The 50-day average also closed above the 200-day average in March for a bullish "golden cross" of these two indicators. Now look closer at the volume pattern right below the price chart. Volume was strong in August with the price gap and the On-Balance-Volume (OBV) line declined. Volume was strong in November and DKS made its low.
There was another burst of volume in March and prices made a large outside day and the OBV line went vertical. Overall from November the rising OBV line signals more aggressive buying - all before the price gap.
The Moving Average Convergence Divergence (MACD) oscillator followed prices down and up the past 12 months and it is likely to cross above the zero line again soon.

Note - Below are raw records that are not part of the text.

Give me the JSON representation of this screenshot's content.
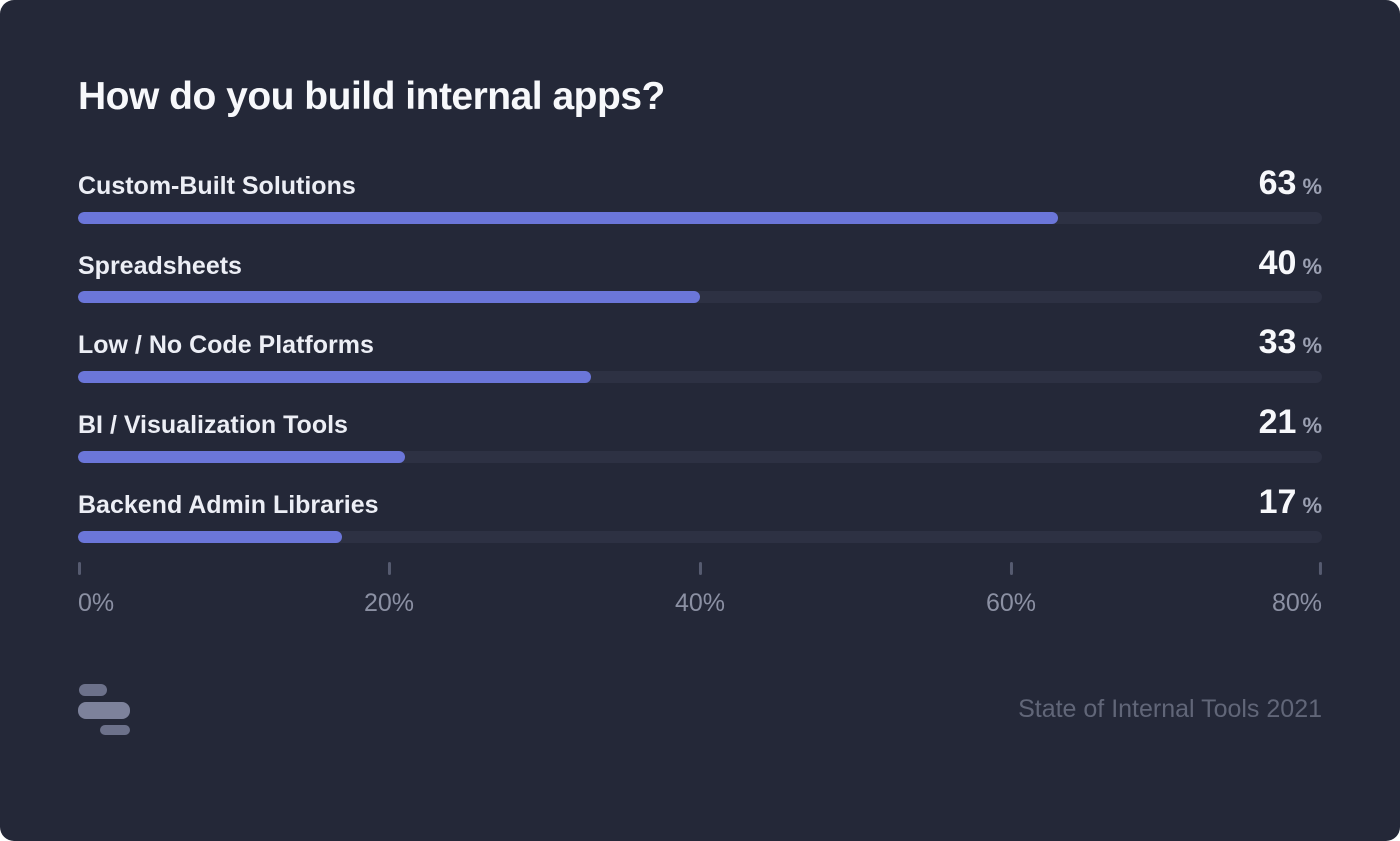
{
  "page": {
    "background": "#ffffff"
  },
  "card": {
    "background": "#242838"
  },
  "footer": {
    "caption": "State of Internal Tools 2021",
    "logo_icon": "three-bars-logo-icon"
  },
  "chart_data": {
    "type": "bar",
    "orientation": "horizontal",
    "title": "How do you build internal apps?",
    "categories": [
      "Custom-Built Solutions",
      "Spreadsheets",
      "Low / No Code Platforms",
      "BI / Visualization Tools",
      "Backend Admin Libraries"
    ],
    "values": [
      63,
      40,
      33,
      21,
      17
    ],
    "value_suffix": "%",
    "xlabel": "",
    "ylabel": "",
    "xlim": [
      0,
      80
    ],
    "x_ticks": [
      {
        "value": 0,
        "label": "0%"
      },
      {
        "value": 20,
        "label": "20%"
      },
      {
        "value": 40,
        "label": "40%"
      },
      {
        "value": 60,
        "label": "60%"
      },
      {
        "value": 80,
        "label": "80%"
      }
    ],
    "grid": false,
    "legend": false,
    "colors": {
      "background": "#242838",
      "bar_fill": "#6b76d9",
      "bar_track": "#2d3143",
      "label_text": "#eceef5",
      "value_text": "#f7f8fb",
      "percent_sign": "#9ba0b2",
      "tick_mark": "#565b70",
      "tick_label": "#8b90a3",
      "caption_text": "#616678",
      "logo_outer": "#6c718a",
      "logo_inner": "#7d829b"
    }
  }
}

In this weekly bar chart of DKS, below, the daily price gap disappears because we plot the high/low/and close from Monday to Friday. Prices are above the flat 40-week moving average line.
The weekly OBV line made a low in August and has improved over the past 10 months.
The weekly MACD oscillator is right on the zero line and is probably going to signal an outright go long position.
In this Point and Figure chart of DKS, below, we can see the breakout at $36.00 and a potential price target of $45.00.
Bottom line: With over 11 million shares of DKS sold short (last report from www.shortsqueeze.com), part of Wednesday's price gap may have been driven by shorts. I don't know for sure, but that could mean the price of DKS does not dip all that much if you are looking to buy it.
At the risk of seeing DKS moving still higher in the short-term, I would wait a few days to see if there is any dip back towards $36 - the bottom end of the gap - as buying DKS is not a problem, rather the issue is what to risk.
If there is no decline into the gap then $34 could be a good risk point for new longs. The Point and Figure chart (above) suggests $45 as a target.